Jemima Lewis and James Hayes didn’t let the wet conditions dampen their spirits.

“We’re keeping our spirits up, but the water has certainly risen a lot here overnight, so we’re pumping it out every hour,” Jemima said.

“Friday was only on the nature strip, then Saturday was in [the front yard].”

A man and a woman leading over a sandbag wall in front of their house
Echuca residents James and Jemima endured a painful wait as floodwaters slowly rose to their home.(ABC News: Clint Jasper )

Jemima said the impacts of the flood had been a “slow burn”.

“Your tolerance as a human, you get used to things very quickly. It’s kind of normal now, even if it’s very abnormal,” she said, leaning on the sandbags protecting his house.

“It’s just the waiting game that’s painful. Lots of gossip!”

A man and a woman leading over a sandbag wall in front of their house
James pumps water from his front and back yards as water flows in front of their house.(ABC News: Clint Jasper )
A man and a woman leading over a sandbag wall in front of their house
James and Jemima have been forced to evacuate their dog for her safety, but are assured she is living ‘her best life’.(ABC News: Clint Jasper )

The couple said the mutual support from the community – whether by sharing food, drink or just stories – had been heartwarming.

“The effort of the whole community to get help from so many sandbags and so many people, it’s amazing,” she said.

“I really hope this stays and we continue this close bond that we’ve developed now into the future, because that’s what makes an area a wonderful place to live.”

The couple brought good vibes back to the community, throwing a rave in their front yard on Saturday night even as the water reached the ankles of visitors on the dance floor.

“People came out everywhere, standing and taking videos, even though they didn’t enter the swamp,” Jemima said.

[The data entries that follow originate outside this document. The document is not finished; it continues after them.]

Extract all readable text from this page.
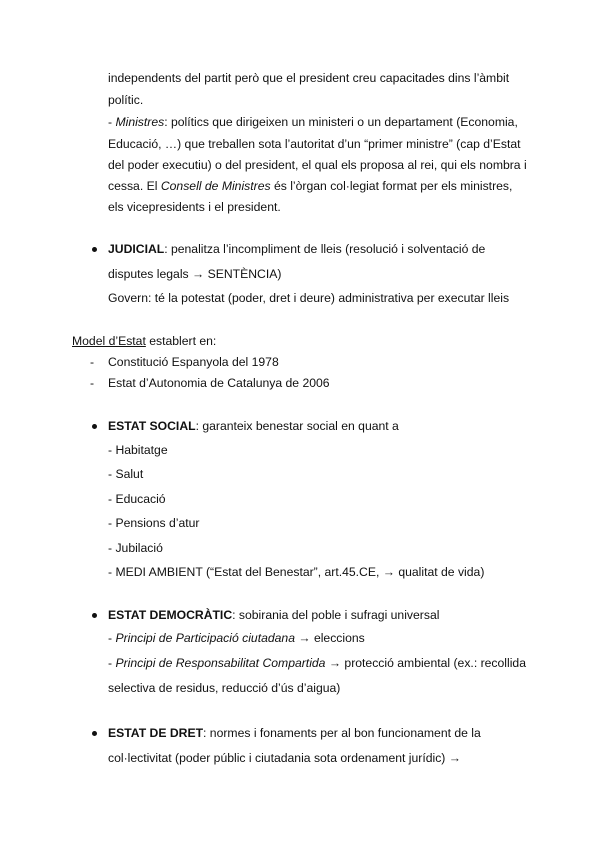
independents del partit però que el president creu capacitades dins l’àmbit
polític.
- Ministres: polítics que dirigeixen un ministeri o un departament (Economia,
Educació, …) que treballen sota l’autoritat d’un “primer ministre” (cap d’Estat
del poder executiu) o del president, el qual els proposa al rei, qui els nombra i
cessa. El Consell de Ministres és l’òrgan col·legiat format per els ministres,
els vicepresidents i el president.
JUDICIAL: penalitza l’incompliment de lleis (resolució i solventació de
disputes legals → SENTÈNCIA)
Govern: té la potestat (poder, dret i deure) administrativa per executar lleis
Model d’Estat establert en:
- Constitució Espanyola del 1978
- Estat d’Autonomia de Catalunya de 2006
ESTAT SOCIAL: garanteix benestar social en quant a
- Habitatge
- Salut
- Educació
- Pensions d’atur
- Jubilació
- MEDI AMBIENT (“Estat del Benestar”, art.45.CE, → qualitat de vida)
ESTAT DEMOCRÀTIC: sobirania del poble i sufragi universal
- Principi de Participació ciutadana → eleccions
- Principi de Responsabilitat Compartida → protecció ambiental (ex.: recollida
selectiva de residus, reducció d’ús d’aigua)
ESTAT DE DRET: normes i fonaments per al bon funcionament de la
col·lectivitat (poder públic i ciutadania sota ordenament jurídic) →
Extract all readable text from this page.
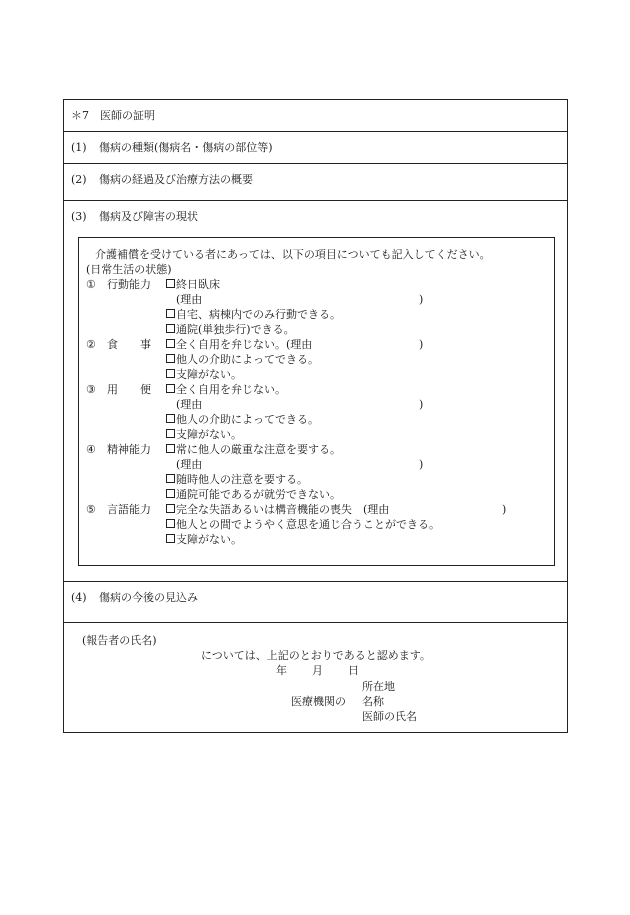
＊7　医師の証明
(1) 傷病の種類(傷病名・傷病の部位等)
(2) 傷病の経過及び治療方法の概要
(3) 傷病及び障害の現状
介護補償を受けている者にあっては、以下の項目についても記入してください。
(日常生活の状態)
① 行動能力	終日臥床
(理由	)
自宅、病棟内でのみ行動できる。
通院(単独歩行)できる。
② 食　　事	全く自用を弁じない。(理由	)
他人の介助によってできる。
支障がない。
③ 用　　便	全く自用を弁じない。
(理由	)
他人の介助によってできる。
支障がない。
④ 精神能力	常に他人の厳重な注意を要する。
(理由	)
随時他人の注意を要する。
通院可能であるが就労できない。
⑤ 言語能力	完全な失語あるいは構音機能の喪失　(理由	)
他人との間でようやく意思を通じ合うことができる。
支障がない。
(4) 傷病の今後の見込み
(報告者の氏名)
については、上記のとおりであると認めます。
年 月 日
所在地
医療機関の 名称
医師の氏名
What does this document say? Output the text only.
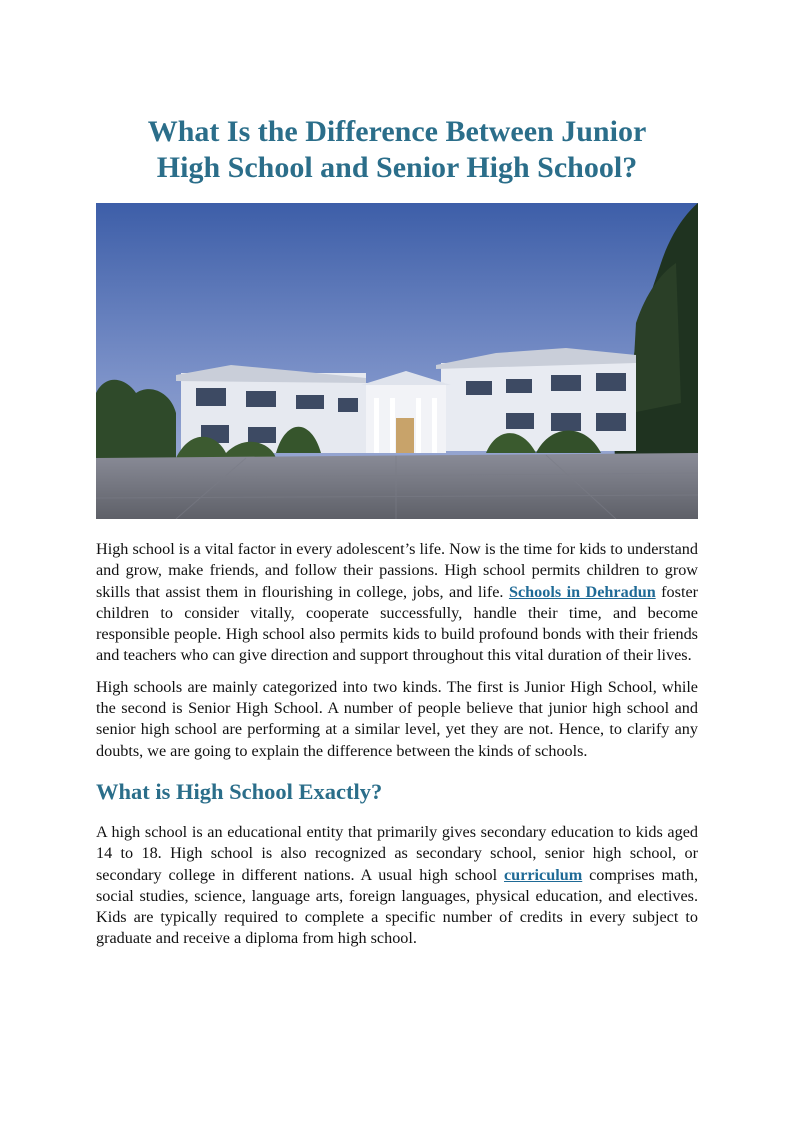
What Is the Difference Between Junior
High School and Senior High School?

High school is a vital factor in every adolescent’s life. Now is the time for kids to understand and grow, make friends, and follow their passions. High school permits children to grow skills that assist them in flourishing in college, jobs, and life. Schools in Dehradun foster children to consider vitally, cooperate successfully, handle their time, and become responsible people. High school also permits kids to build profound bonds with their friends and teachers who can give direction and support throughout this vital duration of their lives.

High schools are mainly categorized into two kinds. The first is Junior High School, while the second is Senior High School. A number of people believe that junior high school and senior high school are performing at a similar level, yet they are not. Hence, to clarify any doubts, we are going to explain the difference between the kinds of schools.

What is High School Exactly?

A high school is an educational entity that primarily gives secondary education to kids aged 14 to 18. High school is also recognized as secondary school, senior high school, or secondary college in different nations. A usual high school curriculum comprises math, social studies, science, language arts, foreign languages, physical education, and electives. Kids are typically required to complete a specific number of credits in every subject to graduate and receive a diploma from high school.
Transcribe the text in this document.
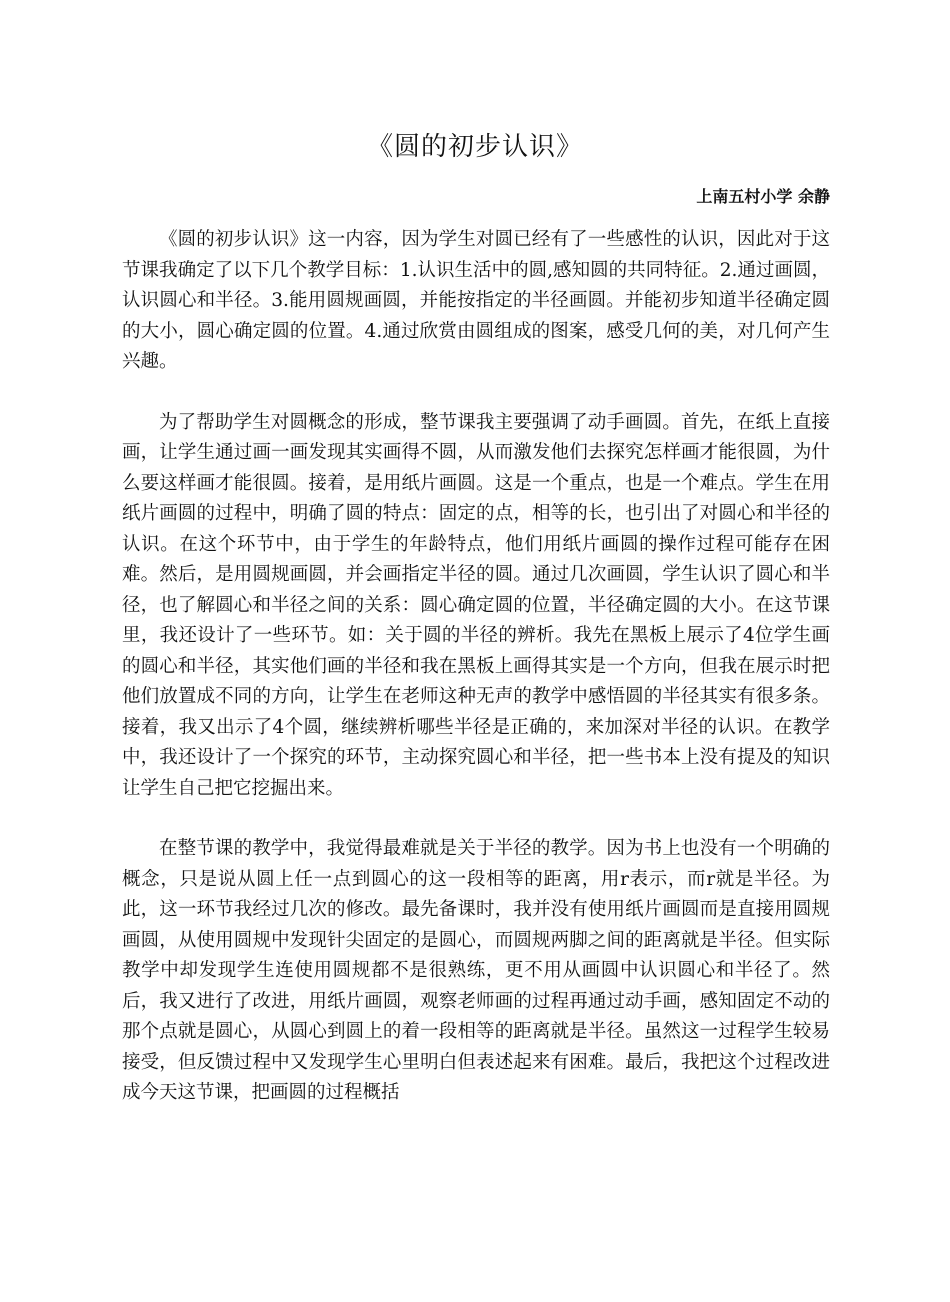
《圆的初步认识》
上南五村小学 余静

《圆的初步认识》这一内容，因为学生对圆已经有了一些感性的认识，因此对于这节课我确定了以下几个教学目标：1.认识生活中的圆,感知圆的共同特征。2.通过画圆，认识圆心和半径。3.能用圆规画圆，并能按指定的半径画圆。并能初步知道半径确定圆的大小，圆心确定圆的位置。4.通过欣赏由圆组成的图案，感受几何的美，对几何产生兴趣。

为了帮助学生对圆概念的形成，整节课我主要强调了动手画圆。首先，在纸上直接画，让学生通过画一画发现其实画得不圆，从而激发他们去探究怎样画才能很圆，为什么要这样画才能很圆。接着，是用纸片画圆。这是一个重点，也是一个难点。学生在用纸片画圆的过程中，明确了圆的特点：固定的点，相等的长，也引出了对圆心和半径的认识。在这个环节中，由于学生的年龄特点，他们用纸片画圆的操作过程可能存在困难。然后，是用圆规画圆，并会画指定半径的圆。通过几次画圆，学生认识了圆心和半径，也了解圆心和半径之间的关系：圆心确定圆的位置，半径确定圆的大小。在这节课里，我还设计了一些环节。如：关于圆的半径的辨析。我先在黑板上展示了4位学生画的圆心和半径，其实他们画的半径和我在黑板上画得其实是一个方向，但我在展示时把他们放置成不同的方向，让学生在老师这种无声的教学中感悟圆的半径其实有很多条。接着，我又出示了4个圆，继续辨析哪些半径是正确的，来加深对半径的认识。在教学中，我还设计了一个探究的环节，主动探究圆心和半径，把一些书本上没有提及的知识让学生自己把它挖掘出来。

在整节课的教学中，我觉得最难就是关于半径的教学。因为书上也没有一个明确的概念，只是说从圆上任一点到圆心的这一段相等的距离，用r表示，而r就是半径。为此，这一环节我经过几次的修改。最先备课时，我并没有使用纸片画圆而是直接用圆规画圆，从使用圆规中发现针尖固定的是圆心，而圆规两脚之间的距离就是半径。但实际教学中却发现学生连使用圆规都不是很熟练，更不用从画圆中认识圆心和半径了。然后，我又进行了改进，用纸片画圆，观察老师画的过程再通过动手画，感知固定不动的那个点就是圆心，从圆心到圆上的着一段相等的距离就是半径。虽然这一过程学生较易接受，但反馈过程中又发现学生心里明白但表述起来有困难。最后，我把这个过程改进成今天这节课，把画圆的过程概括
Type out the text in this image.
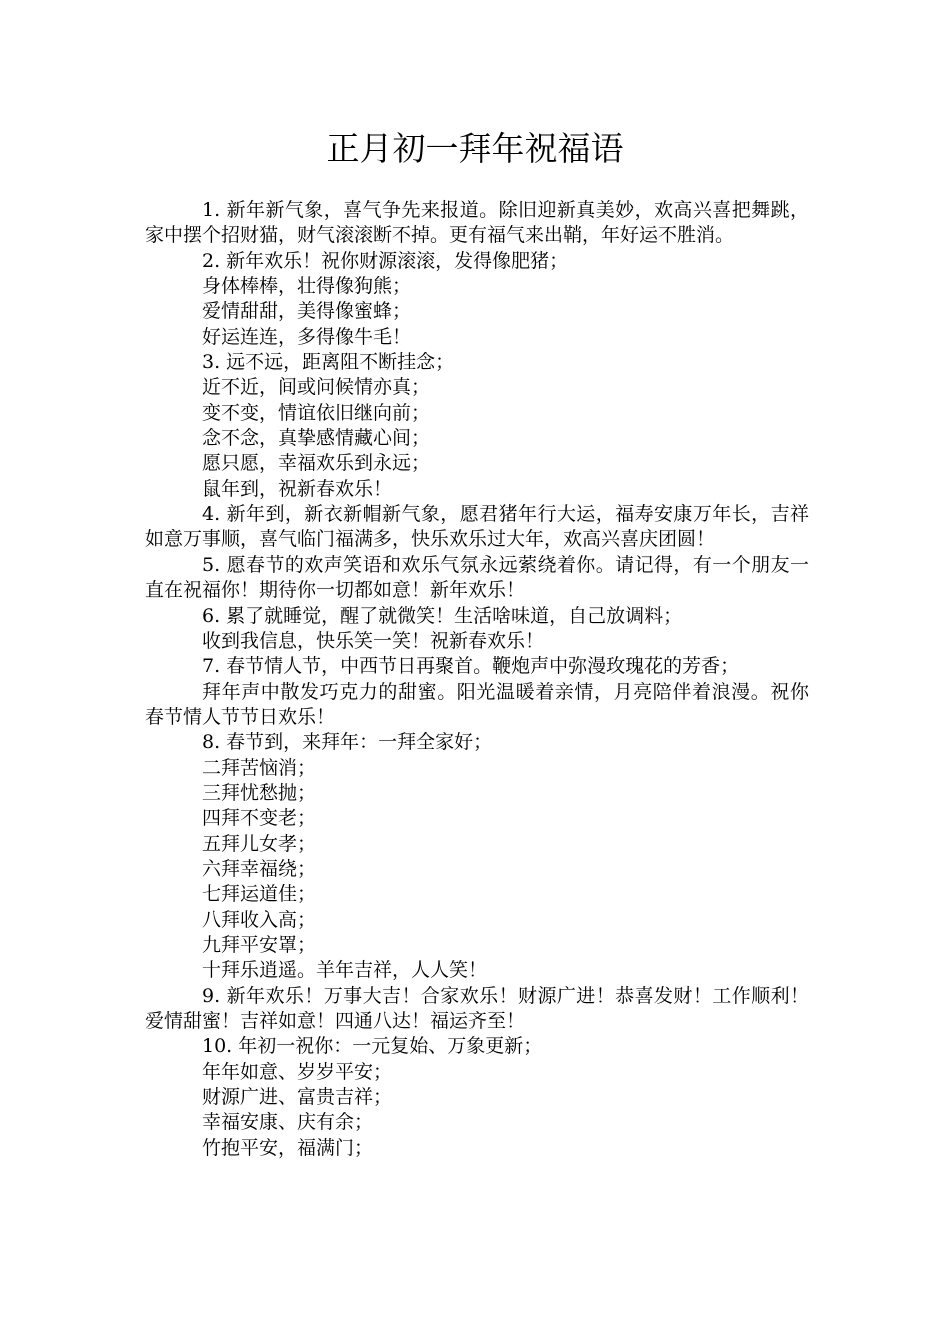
正月初一拜年祝福语

1. 新年新气象，喜气争先来报道。除旧迎新真美妙，欢高兴喜把舞跳，家中摆个招财猫，财气滚滚断不掉。更有福气来出鞘，年好运不胜消。

2. 新年欢乐！祝你财源滚滚，发得像肥猪；

身体棒棒，壮得像狗熊；

爱情甜甜，美得像蜜蜂；

好运连连，多得像牛毛！

3. 远不远，距离阻不断挂念；

近不近，间或问候情亦真；

变不变，情谊依旧继向前；

念不念，真挚感情藏心间；

愿只愿，幸福欢乐到永远；

鼠年到，祝新春欢乐！

4. 新年到，新衣新帽新气象，愿君猪年行大运，福寿安康万年长，吉祥如意万事顺，喜气临门福满多，快乐欢乐过大年，欢高兴喜庆团圆！

5. 愿春节的欢声笑语和欢乐气氛永远萦绕着你。请记得，有一个朋友一直在祝福你！期待你一切都如意！新年欢乐！

6. 累了就睡觉，醒了就微笑！生活啥味道，自己放调料；

收到我信息，快乐笑一笑！祝新春欢乐！

7. 春节情人节，中西节日再聚首。鞭炮声中弥漫玫瑰花的芳香；

拜年声中散发巧克力的甜蜜。阳光温暖着亲情，月亮陪伴着浪漫。祝你春节情人节节日欢乐！

8. 春节到，来拜年：一拜全家好；

二拜苦恼消；

三拜忧愁抛；

四拜不变老；

五拜儿女孝；

六拜幸福绕；

七拜运道佳；

八拜收入高；

九拜平安罩；

十拜乐逍遥。羊年吉祥，人人笑！

9. 新年欢乐！万事大吉！合家欢乐！财源广进！恭喜发财！工作顺利！爱情甜蜜！吉祥如意！四通八达！福运齐至！

10. 年初一祝你：一元复始、万象更新；

年年如意、岁岁平安；

财源广进、富贵吉祥；

幸福安康、庆有余；

竹抱平安，福满门；
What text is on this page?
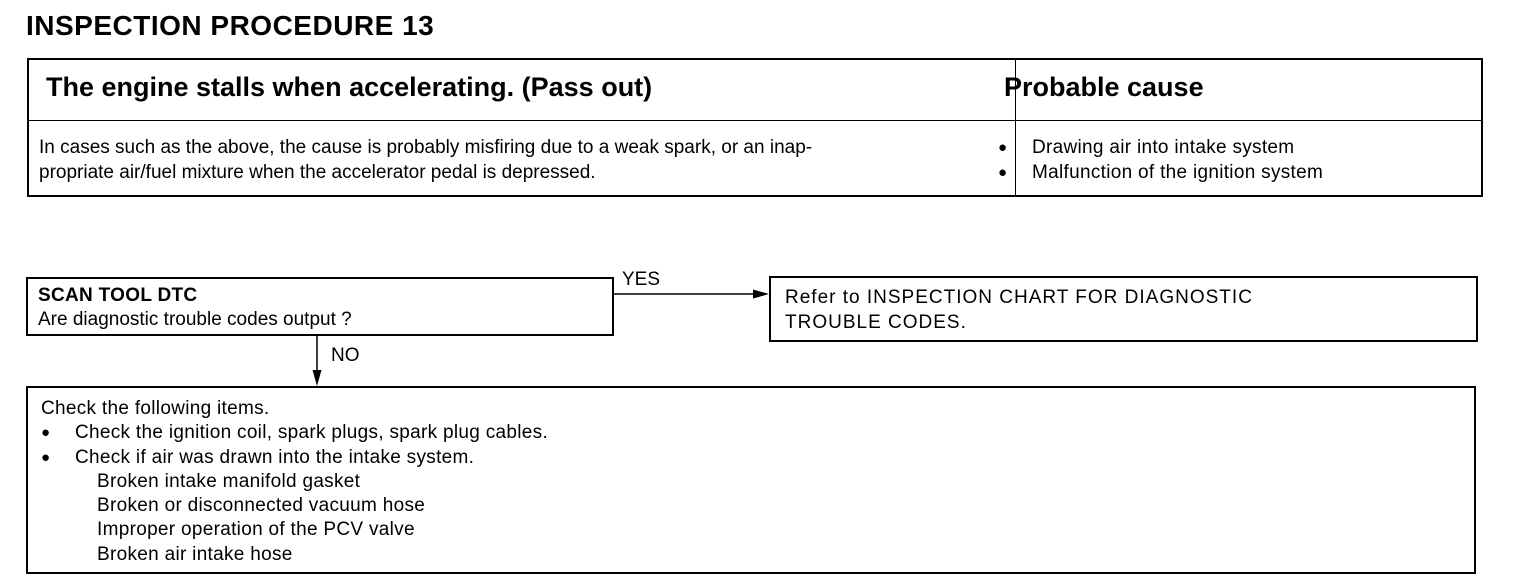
INSPECTION PROCEDURE 13
The engine stalls when accelerating. (Pass out)	Probable cause
In cases such as the above, the cause is probably misfiring due to a weak spark, or an inap-
propriate air/fuel mixture when the accelerator pedal is depressed.
●	Drawing air into intake system
●	Malfunction of the ignition system
YES
NO
SCAN TOOL DTC
Are diagnostic trouble codes output ?
Refer to INSPECTION CHART FOR DIAGNOSTIC
TROUBLE CODES.
Check the following items.
●	Check the ignition coil, spark plugs, spark plug cables.
●	Check if air was drawn into the intake system.
Broken intake manifold gasket
Broken or disconnected vacuum hose
Improper operation of the PCV valve
Broken air intake hose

“You just forget about the chaos around you for a few hours.”

A DJ performing in a flooded front yard
James and Jemima say they are in good spirits today, despite being hungover from their dance party.(Supplied: Bransen Gibson)

The community spirit manifested itself on every street corner in the city.

Kathy Kostoglou has lived in the area for 23 years and runs a pharmacy in town, keeping a vital supply of medicine open to residents.

While she said she considered herself lucky that on Saturday afternoon her home avoided serious flood damage, some of her neighbors weren’t so lucky.

“They’ve all been completely affected, the water is in their homes, they’ve evacuated to Melbourne because they’re so disturbed and they know it’s not over yet,” Kathy said.

“I don’t think we’re out of the worst yet and the anticipation is pushing us.”

A woman preparing a meal in a kitchen
Kathy Kostoglou (right) has lived in Echuca for 23 years.(ABC News: Iskhandar Razak)

In her spare time, Kathy said she cooked dozens of meals for neighbors affected by the floods, cooking Greek lasagna for anyone who needed it.

“Food is scarce right now here and obviously we don’t have a lot of things open,” she said.

“I’m already thinking ‘how are we going to help people in Rochester, how are we going to help people in Echuca?'”

A woman preparing a meal in a kitchen
The local community was inundated with people who volunteered their time to help.(ABC News: Iskhandar Razak)

Kathy said she’s been kept awake all night on adrenaline, constantly looking for ways to help a city that fills her with pride.

“We have the best community, I’m so honored to live here. I’m so privileged to be part of Echuca-Moama,” she said.

“What I witness of our city coming together…is this how they built the pyramids?” Many hands make life easy.